In Washington, Rep. Tom Lantos (D-Calif.) and his wife, Annette, two native Hungarians who worked with Wallenberg and who spearheaded a campaign to find out his fate, welcomed Monday’s ceremony.

Nevertheless, the Lantoses, who are founder and chairperson of the International Free Wallenberg Committee, were not swayed by the Soviet declaration that Wallenberg died in prison.

“The Soviets have not told the whole truth,” Annette Lantos said. “The story is not closed, the mystery is not solved.”

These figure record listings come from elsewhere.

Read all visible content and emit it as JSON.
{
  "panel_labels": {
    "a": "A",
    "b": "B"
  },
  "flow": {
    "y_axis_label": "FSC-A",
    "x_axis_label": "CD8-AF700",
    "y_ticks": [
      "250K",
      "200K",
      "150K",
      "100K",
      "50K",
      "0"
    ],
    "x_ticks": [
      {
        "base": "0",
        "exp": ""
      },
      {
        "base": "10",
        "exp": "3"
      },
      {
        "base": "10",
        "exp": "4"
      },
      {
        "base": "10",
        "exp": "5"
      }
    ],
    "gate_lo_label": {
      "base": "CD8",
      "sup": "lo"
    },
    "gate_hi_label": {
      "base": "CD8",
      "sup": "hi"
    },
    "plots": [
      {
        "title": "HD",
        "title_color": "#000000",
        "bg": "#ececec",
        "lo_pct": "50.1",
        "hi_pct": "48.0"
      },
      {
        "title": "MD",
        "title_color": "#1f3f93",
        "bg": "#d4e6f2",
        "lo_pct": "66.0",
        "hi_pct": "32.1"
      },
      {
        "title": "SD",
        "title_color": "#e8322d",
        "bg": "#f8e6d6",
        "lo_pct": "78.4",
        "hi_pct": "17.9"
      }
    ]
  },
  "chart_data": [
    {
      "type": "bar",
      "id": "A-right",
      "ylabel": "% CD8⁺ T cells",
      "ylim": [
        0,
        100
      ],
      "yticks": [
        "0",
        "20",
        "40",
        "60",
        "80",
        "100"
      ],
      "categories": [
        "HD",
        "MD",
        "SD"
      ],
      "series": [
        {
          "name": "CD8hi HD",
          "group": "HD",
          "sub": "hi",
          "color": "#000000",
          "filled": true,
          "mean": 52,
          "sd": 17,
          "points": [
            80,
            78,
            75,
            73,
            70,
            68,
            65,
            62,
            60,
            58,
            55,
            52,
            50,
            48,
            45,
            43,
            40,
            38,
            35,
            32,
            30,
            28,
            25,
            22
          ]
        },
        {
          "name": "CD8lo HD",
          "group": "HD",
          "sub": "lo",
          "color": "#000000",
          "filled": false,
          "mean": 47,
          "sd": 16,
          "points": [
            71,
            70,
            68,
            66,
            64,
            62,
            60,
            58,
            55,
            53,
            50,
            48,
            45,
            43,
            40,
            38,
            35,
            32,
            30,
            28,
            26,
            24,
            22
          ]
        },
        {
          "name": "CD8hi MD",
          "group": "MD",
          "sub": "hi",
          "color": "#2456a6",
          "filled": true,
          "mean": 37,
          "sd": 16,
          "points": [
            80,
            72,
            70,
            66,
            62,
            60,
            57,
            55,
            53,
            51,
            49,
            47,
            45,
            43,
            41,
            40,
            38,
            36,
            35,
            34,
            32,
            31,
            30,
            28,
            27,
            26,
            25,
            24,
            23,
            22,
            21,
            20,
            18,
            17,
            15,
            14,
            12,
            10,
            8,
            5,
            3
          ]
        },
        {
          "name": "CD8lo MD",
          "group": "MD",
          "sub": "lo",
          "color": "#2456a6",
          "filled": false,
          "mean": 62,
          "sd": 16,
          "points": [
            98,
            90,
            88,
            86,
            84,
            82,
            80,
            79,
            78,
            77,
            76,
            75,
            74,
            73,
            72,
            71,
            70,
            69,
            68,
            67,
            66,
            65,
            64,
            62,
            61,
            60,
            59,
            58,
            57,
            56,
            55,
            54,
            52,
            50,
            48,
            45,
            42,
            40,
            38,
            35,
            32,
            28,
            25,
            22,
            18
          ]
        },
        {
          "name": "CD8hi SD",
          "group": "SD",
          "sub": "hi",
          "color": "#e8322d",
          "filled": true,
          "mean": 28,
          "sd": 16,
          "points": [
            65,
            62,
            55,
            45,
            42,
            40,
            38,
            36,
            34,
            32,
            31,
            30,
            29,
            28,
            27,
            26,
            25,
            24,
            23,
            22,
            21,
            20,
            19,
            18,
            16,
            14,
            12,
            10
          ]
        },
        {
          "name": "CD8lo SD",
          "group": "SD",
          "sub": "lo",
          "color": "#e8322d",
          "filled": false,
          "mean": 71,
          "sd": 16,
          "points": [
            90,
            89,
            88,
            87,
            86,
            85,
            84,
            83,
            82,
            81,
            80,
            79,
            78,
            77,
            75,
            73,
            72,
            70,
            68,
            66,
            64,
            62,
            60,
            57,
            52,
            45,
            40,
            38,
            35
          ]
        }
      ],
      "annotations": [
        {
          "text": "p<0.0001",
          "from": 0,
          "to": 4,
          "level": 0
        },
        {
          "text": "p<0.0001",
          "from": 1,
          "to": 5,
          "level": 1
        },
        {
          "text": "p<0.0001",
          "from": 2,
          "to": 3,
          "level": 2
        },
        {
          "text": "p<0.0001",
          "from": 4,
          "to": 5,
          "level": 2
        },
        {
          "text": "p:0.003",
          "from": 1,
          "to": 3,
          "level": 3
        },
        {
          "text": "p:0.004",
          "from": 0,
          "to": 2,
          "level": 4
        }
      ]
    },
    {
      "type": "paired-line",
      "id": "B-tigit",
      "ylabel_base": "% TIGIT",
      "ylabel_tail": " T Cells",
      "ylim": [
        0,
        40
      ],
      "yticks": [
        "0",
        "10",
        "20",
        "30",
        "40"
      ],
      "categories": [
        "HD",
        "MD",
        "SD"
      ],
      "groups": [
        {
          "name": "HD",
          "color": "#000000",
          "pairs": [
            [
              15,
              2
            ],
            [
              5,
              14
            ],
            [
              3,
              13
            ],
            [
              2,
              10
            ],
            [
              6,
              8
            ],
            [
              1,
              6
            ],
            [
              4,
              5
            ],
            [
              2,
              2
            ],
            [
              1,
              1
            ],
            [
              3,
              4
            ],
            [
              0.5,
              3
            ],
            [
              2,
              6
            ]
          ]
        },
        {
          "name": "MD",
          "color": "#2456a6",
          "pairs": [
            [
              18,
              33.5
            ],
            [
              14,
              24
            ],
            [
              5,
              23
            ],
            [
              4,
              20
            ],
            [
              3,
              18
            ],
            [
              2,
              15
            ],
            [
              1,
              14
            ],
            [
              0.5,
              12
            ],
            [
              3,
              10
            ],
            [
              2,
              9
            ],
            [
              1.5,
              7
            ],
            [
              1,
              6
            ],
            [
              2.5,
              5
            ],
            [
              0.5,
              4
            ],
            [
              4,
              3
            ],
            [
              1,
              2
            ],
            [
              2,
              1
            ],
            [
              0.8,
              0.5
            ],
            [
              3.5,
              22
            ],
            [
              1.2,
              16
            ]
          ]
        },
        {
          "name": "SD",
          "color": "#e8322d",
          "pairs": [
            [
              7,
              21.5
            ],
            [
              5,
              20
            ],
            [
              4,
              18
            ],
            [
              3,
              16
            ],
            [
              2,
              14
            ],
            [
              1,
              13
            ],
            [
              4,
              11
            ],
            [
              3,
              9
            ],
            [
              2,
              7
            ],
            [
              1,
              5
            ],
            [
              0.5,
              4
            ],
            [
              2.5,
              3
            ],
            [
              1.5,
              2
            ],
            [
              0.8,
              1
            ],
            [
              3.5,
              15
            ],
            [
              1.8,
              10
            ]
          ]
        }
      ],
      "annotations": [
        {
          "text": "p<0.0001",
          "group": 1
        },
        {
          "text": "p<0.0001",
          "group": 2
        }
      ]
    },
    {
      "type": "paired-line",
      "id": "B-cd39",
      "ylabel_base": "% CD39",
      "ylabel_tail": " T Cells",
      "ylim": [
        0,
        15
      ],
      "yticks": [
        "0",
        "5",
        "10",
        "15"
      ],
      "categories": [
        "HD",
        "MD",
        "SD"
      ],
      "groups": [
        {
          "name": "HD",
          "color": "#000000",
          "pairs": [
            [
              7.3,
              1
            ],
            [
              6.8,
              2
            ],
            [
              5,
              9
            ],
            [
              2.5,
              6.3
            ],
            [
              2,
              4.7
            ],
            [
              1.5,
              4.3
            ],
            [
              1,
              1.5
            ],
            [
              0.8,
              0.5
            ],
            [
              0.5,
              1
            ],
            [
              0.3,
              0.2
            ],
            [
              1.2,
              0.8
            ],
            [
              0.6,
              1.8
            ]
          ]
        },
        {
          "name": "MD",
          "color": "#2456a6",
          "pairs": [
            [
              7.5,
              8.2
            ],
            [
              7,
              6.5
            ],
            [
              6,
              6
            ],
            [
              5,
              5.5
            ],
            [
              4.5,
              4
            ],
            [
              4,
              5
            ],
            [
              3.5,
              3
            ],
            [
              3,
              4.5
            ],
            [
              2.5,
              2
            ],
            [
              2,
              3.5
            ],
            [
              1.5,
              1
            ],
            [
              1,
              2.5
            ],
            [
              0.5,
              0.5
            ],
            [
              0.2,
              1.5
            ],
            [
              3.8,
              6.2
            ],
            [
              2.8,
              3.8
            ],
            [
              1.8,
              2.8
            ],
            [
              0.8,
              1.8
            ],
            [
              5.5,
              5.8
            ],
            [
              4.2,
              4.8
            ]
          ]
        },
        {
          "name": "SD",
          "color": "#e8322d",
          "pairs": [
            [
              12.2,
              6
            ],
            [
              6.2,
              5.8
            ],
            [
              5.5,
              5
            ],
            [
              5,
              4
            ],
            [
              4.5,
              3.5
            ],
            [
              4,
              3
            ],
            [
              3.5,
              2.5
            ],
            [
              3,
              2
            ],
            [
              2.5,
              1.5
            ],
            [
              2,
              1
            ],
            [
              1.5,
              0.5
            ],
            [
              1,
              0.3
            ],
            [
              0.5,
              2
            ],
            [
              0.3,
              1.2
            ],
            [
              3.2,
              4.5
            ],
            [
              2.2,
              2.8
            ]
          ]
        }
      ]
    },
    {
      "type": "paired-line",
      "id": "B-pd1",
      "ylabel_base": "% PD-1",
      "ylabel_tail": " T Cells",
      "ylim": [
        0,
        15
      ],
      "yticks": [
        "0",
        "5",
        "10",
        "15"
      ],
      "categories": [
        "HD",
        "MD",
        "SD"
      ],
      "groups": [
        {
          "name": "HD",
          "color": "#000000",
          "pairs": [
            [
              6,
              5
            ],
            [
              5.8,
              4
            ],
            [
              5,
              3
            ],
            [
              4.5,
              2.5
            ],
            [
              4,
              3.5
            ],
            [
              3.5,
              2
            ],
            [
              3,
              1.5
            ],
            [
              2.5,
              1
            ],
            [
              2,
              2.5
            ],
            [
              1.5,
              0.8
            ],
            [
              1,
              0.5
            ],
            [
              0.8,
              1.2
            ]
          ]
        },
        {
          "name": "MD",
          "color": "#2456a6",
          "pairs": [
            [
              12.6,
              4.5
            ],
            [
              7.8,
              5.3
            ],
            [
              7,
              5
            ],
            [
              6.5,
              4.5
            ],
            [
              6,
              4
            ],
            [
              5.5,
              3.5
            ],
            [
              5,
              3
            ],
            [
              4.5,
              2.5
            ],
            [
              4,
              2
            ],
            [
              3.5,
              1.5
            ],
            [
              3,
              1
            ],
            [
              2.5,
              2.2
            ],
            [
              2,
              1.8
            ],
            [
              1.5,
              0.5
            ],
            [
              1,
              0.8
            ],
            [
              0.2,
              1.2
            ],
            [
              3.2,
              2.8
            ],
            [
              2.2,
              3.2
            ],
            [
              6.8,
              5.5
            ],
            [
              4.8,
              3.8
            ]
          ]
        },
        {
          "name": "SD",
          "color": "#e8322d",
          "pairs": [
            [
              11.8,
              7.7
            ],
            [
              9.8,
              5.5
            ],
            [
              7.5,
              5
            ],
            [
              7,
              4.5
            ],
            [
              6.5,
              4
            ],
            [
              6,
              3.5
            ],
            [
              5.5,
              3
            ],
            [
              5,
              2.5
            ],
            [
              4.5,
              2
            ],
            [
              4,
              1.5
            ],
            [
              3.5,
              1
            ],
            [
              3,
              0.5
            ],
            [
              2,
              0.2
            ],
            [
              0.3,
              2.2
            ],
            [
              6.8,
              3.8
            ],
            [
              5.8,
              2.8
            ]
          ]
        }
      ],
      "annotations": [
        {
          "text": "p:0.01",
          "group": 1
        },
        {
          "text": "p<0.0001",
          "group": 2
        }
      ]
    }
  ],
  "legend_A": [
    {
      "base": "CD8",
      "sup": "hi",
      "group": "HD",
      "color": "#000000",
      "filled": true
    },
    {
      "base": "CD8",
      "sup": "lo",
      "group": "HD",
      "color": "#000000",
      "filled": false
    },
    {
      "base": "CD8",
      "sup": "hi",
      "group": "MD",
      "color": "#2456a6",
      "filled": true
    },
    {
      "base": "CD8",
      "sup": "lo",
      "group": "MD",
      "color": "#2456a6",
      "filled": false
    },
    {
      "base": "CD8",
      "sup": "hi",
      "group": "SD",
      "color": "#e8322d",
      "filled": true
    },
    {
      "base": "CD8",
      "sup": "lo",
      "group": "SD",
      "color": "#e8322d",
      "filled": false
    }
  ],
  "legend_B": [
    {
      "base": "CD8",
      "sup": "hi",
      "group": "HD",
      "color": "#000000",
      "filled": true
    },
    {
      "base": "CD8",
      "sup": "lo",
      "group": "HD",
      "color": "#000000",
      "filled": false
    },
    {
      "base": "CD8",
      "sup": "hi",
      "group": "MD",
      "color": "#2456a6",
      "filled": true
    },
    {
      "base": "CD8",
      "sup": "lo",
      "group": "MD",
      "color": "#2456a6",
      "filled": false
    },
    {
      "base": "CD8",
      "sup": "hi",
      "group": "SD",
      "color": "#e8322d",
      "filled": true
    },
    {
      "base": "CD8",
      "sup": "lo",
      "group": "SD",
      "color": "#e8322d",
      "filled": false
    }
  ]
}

‘MORE CREDIBLE CHECK’ URGED

Rep. Lantos said, “The Soviet government must do a much more credible check of the facts. Repeating a lie that has already been discredited does not answer the question ‘Where is Wallenberg?’ Glasnost calls for the Soviets to do considerably more to resolve the mystery of Wallenberg,” he said.

In Los Angeles, the Simon Wiesenthal Center issued a statement urging the Soviets to “tell the family of Raoul Wallenberg the entire, painful truth about the fate of the Holocaust’s greatest hero.

“While we applaud the Soviet Union’s humanitarian gesture in allowing this historic trip, it would turn into a cruel hoax if authorities continue to allege that Raoul Wallenberg died in prison in 1947.”

In New York, the Raoul Wallenberg Committee of the United States said it would not issue a statement until the family made one of its own.

In Moscow, the family was presented with the former Swedish diplomat’s passport, several notebooks and even some money. But the artifacts “do not prove that Raoul is dead,” said Nina Lagergren, Wallenberg’s half-sister.

The Soviets said they found the papers during a recent search of KGB archives.

“It was just terribly emotional to see Raoul’s handwriting and his passport, his portrait, his identity papers in Budapest,” said Lagergren.

She was accompanied by Wallenberg’s half-brother, Guy von Dardel, as well as Per Anger, Wallenberg’s diplomatic associate during the war, and Sonia Sonnenfeld, the secretary of the Swedish Raoul Wallenberg Association.

Lagergren presented Soviet officials with a list of 20 persons who said they had seen Wallenberg since 1947.